Pour qui ? Pour les officiers, pour des fonctionnaires qui, comparativement aux miliciens, sont des gens riches, qui ont été rétribués comme des fonctionnaires privilégiés à long parcours de service et qui jouissent déjà d'une pension depuis un plus ou moins grand nombre d'années ; et vous proposez de leur payer un supplément, et même rétroactivement ; et vous osez faire cela quand depuis quarante ans un demi-million de miliciens belges ont été expropriés sans indemnité du bien le plus précieux : la liberté ; et aujourd'hui vous ne proposez aucune indemnité pour les miliciens ; mais on en propose une pour les officiers. Pas d'indemnités pour les miliciens, rien. Mais une indemnité arbitraire pour les officiers ; encore une fois, ce sont les classes supérieures qui vont l'emporter.
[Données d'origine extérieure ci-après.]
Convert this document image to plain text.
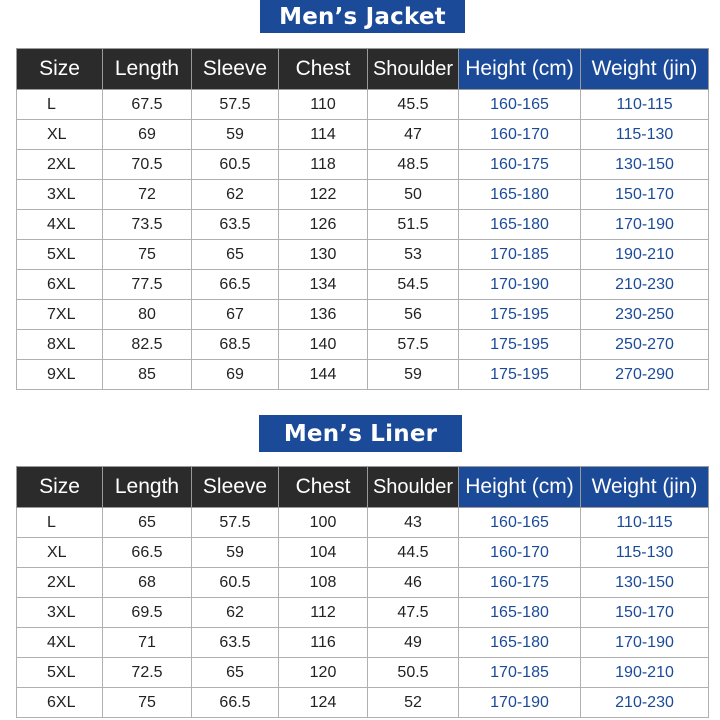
Men’s Jacket
Size	Length	Sleeve	Chest	Shoulder	Height (cm)	Weight (jin)
L	67.5	57.5	110	45.5	160-165	110-115
XL	69	59	114	47	160-170	115-130
2XL	70.5	60.5	118	48.5	160-175	130-150
3XL	72	62	122	50	165-180	150-170
4XL	73.5	63.5	126	51.5	165-180	170-190
5XL	75	65	130	53	170-185	190-210
6XL	77.5	66.5	134	54.5	170-190	210-230
7XL	80	67	136	56	175-195	230-250
8XL	82.5	68.5	140	57.5	175-195	250-270
9XL	85	69	144	59	175-195	270-290
Men’s Liner
Size	Length	Sleeve	Chest	Shoulder	Height (cm)	Weight (jin)
L	65	57.5	100	43	160-165	110-115
XL	66.5	59	104	44.5	160-170	115-130
2XL	68	60.5	108	46	160-175	130-150
3XL	69.5	62	112	47.5	165-180	150-170
4XL	71	63.5	116	49	165-180	170-190
5XL	72.5	65	120	50.5	170-185	190-210
6XL	75	66.5	124	52	170-190	210-230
Quant à moi, je voterai contre toute augmentation de pension pour les officiers et même contre toute pension quelconque, aussi longtemps qu'il n'y aura pas quelque peu de justice, un atome de justice pour les miliciens.
Vous me direz que vous avez fait une loi qui dans trente-cinq ans leur donnera quelques centimes par jour. D'abord je la nie ; cette loi, vous ne l'appliquerez pas. Elle est morte ; je la considère comme enterrée. Par conséquent les malheureux miliciens que vous exploitez resteront privés de la juste rémunération à laquelle ils ont droit.
Messieurs, je vous demande pardon. Je suis un peu vif sur ces questions ; ce sont les seules qu'il m'est impossible de discuter froidement. Ma conviction est si profonde que nous manquons à la justice distributive comme à la logique, que ma conscience ne me permet pas de ne pas vous le dire dans toutes les occasions qui peuvent s'offrir.
Par conséquent, je voterai contre ce projet de loi comme je voterai contre tous les projets qui tendent à augmenter ou à maintenir nos dépenses militaires.
M. Brasseur, rapporteur. - Comme rapporteur de la section centrale, il m'est impossible de ne pas prendre la parole pour répondre à M. le ministre de la guerre et à l'honorable M. Coomans.
Quant à l'honorable M. Coomans, je ne le suivrai pas dans ses pérégrinations sur des questions qui auront leur tour, qui seront débattues en temps et lieu, mais qui, certainement, ne trouvent pas leur place dans ce débat.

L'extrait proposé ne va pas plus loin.